FTSE 100 shares BT (LSE: BT) and Royal Dutch Shell (LSE:RDSB) are among the biggest gainers today after their earnings releases. The BT share price is up 2.3% and the Royal Dutch Shell share price has risen by 1.5% as I write. These are modest increases compared to the 7.7% increase in the Flutter Entertainment share price, which is today’s biggest gainer. But, this doesn’t take away from BT and RDSB’s increases. Clearly something about their numbers has turned investors positive, which suggests that the gains are driven by their fundamentals.
But are these developments enough to sustainably drive share prices up for these FTSE 100 companies? Or are these just a one-off increases, that will die down in the coming days? I think that these questions are most important to assess whether these are good additions to a long-term investment portfolio now.
BT sees better earnings, to reinstate dividend
BT’s results showed the continued impact of Covid-19 on its performance, which is visible in both its revenue and profits. However, I reckon investors are still positive on the stock because, one, its earnings outlook has improved. It just raised the lower end of its earnings’ range. And two, it’s going to reinstate dividends next year. BT had a huge dividend yield before coronavirus struck, so it’s easy to see why investors are pleased. Its operational performance has improved as well, which could be playing on investors’ minds too.

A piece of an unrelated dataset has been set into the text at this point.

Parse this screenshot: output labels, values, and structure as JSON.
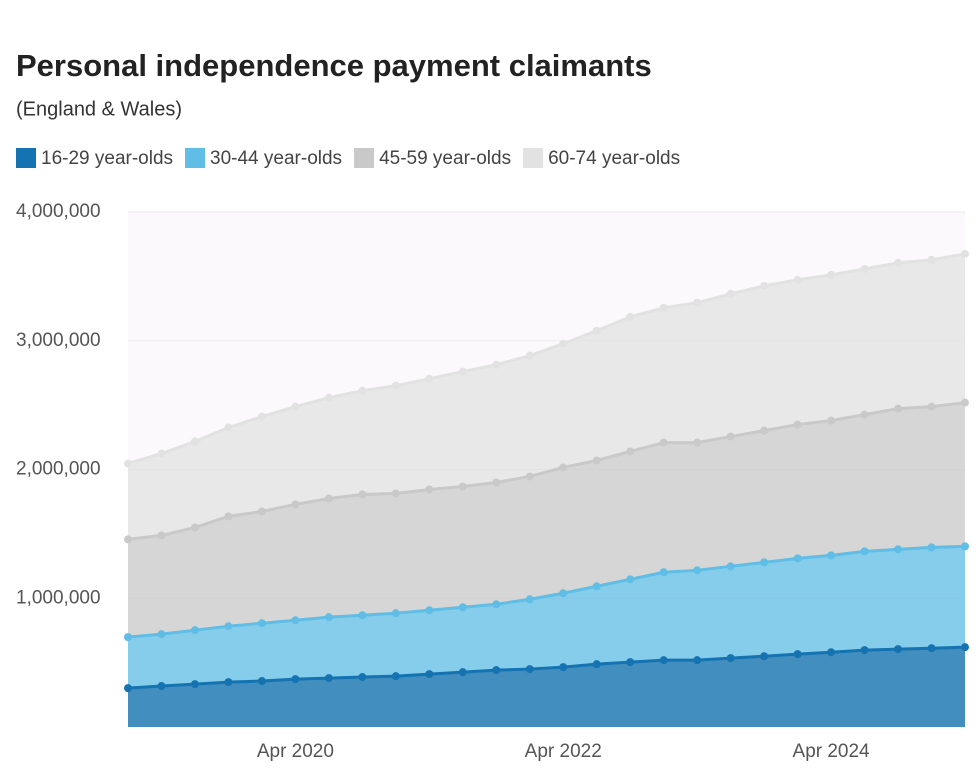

Royal Dutch Shell turns profit, increases dividend
The Royal Dutch Shell share price has also benefited from its dividend announcement. The FTSE 100 oil biggie increased its dividend payout by 4% as it posted a profit in the latest quarter. This would be a relief to shareholders after it cut dividends a few months ago, the first time it did so since the Second World War, according to a report by The Guardian.
Should I buy these cheap UK shares?
Heartening as the positive dividend changes are, however, I think there are two points to note before buying shares of either company. One, if the share price continues to fall even with an increase in/reinstatement of dividend, the invested capital value gets eroded. It can happen that the decrease in share price is less than the income earned, so on a net basis the investment is still profitable. But I don’t want to take that risk.
I would rather put my money in stocks with stable prices that also earn an income. Even if the dividend yield is low, that is still preferable in these unpredictable times. In regular times, neither BT nor RDSB would look as risky as they do now. But in keeping with the current scenario, I’d wait for evidence of sustained share price uptick from the stocks before buying and/or increasing my holdings. In a nutshell, these cheap UK shares aren’t the best immediate buys, in my view.